While these statistics are truly noteworthy, I am especially impressed by our Archdiocesan schools because of their commitment to the gospel of Jesus Christ. In fact, it is this commitment that makes them so successful. Our schools are communities of faith where each student is cherished and affirmed as a person made in the very image and likeness of God. These are communities that are Christ-centered and seek to provide the best spiritual and academic formation for each child’s mind, soul and body. Catholic Schools provide opportunities for the reception of the sacraments, retreats, celebrations of the liturgical seasons and prayerful reflection on students’ personal faith journeys. For the millennial generation (born after 1982) individuals are nearly eight times more likely to attend Mass one or more times per week than those adults who did not attend a Catholic school (Center for Applied Research in the Apostolate (CARA), 2014). In the United States, the Catholic school continues to be one of the Church’s most effective instruments for passing on the faith from one generation to the next (CARA, 2014).
For reasons relating to our Catholic faith and to excellence in education, there is clearly a strong case to be made for supporting our Catholic schools in this local Church. As you already know, it is not easy to maintain our schools in the current environment. There are many economic and demographic challenges that we face in keeping our schools open and thriving. That is why it is important for all of us to come together and support Catholic education in this Archdiocese. The responsibility for maintaining, fostering and developing our Catholic schools does not belong solely to the local parish that has a school, nor to pastors of parishes with schools, nor to Catholic parents with school-aged children. Rather, this responsibility belongs to every parish, whether having a school or not, to every priest, whether a pastor with a school or not, and to every Catholic whether they have school-aged children or not. The responsibility for forming future Catholic leaders belongs to all Catholics as we seek to fulfill our baptismal commitment in promoting the faith, nurturing our children and contributing to the common good.

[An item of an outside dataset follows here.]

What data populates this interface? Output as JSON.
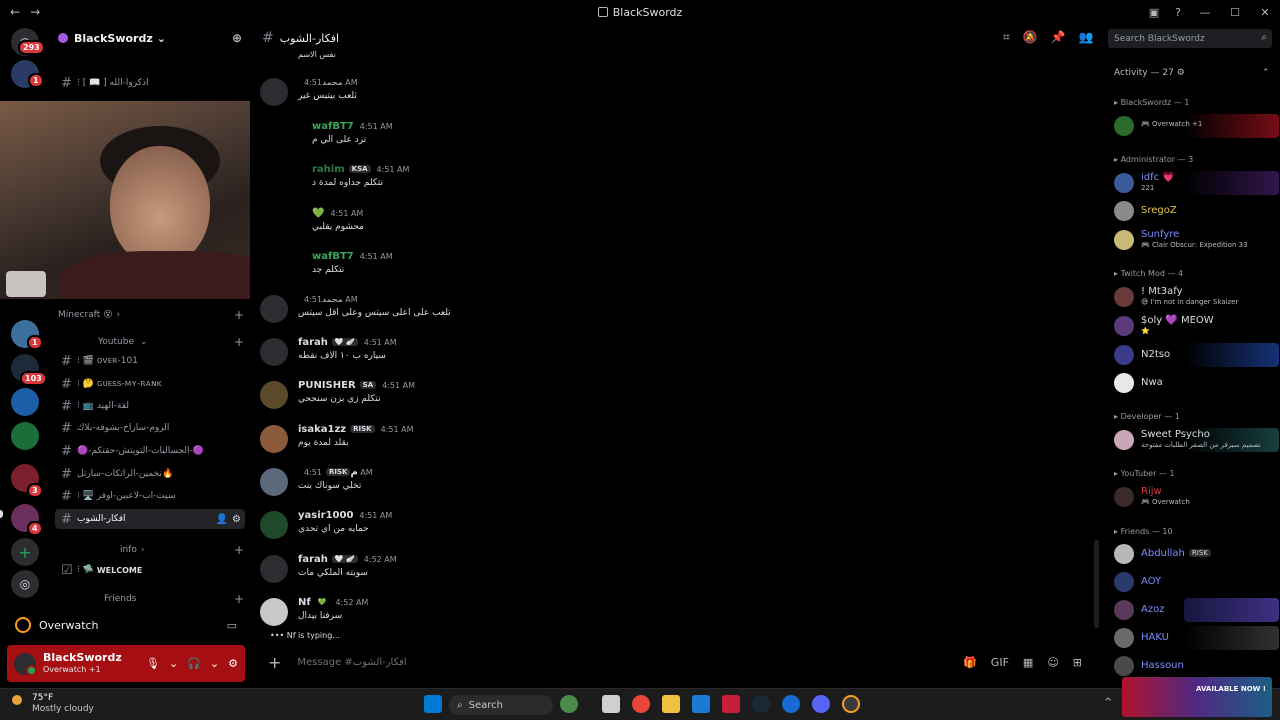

I encourage all Catholics to take a good look at our Catholic schools and to support them in any way possible. Your generous contribution to our scholarship programs is one very good way to do this. Another way is to support our schools by volunteering either as a teacher’s aide or by helping students after school. Many of our Catholic retirees have wonderful skills and knowledge that they can share with our students. I have been impressed by those scientists here in New Mexico who in their retirement spend time teaching mathematics, science and technology to our students. These wonderful volunteers tell me that they get as much if not more, out of what they do than what they give. Whether it is by giving of your time, talent or treasure, I invite all to seriously consider actively and intentionally supporting our Catholic schools. It means a lot to me personally and it means everything to our marvelous teachers, staff, students, families and alumni. What is more, it means everything to our Church. I hope that you will consider how you can support our Catholic Schools and that you will be supportive of our efforts to “teach as Jesus did.”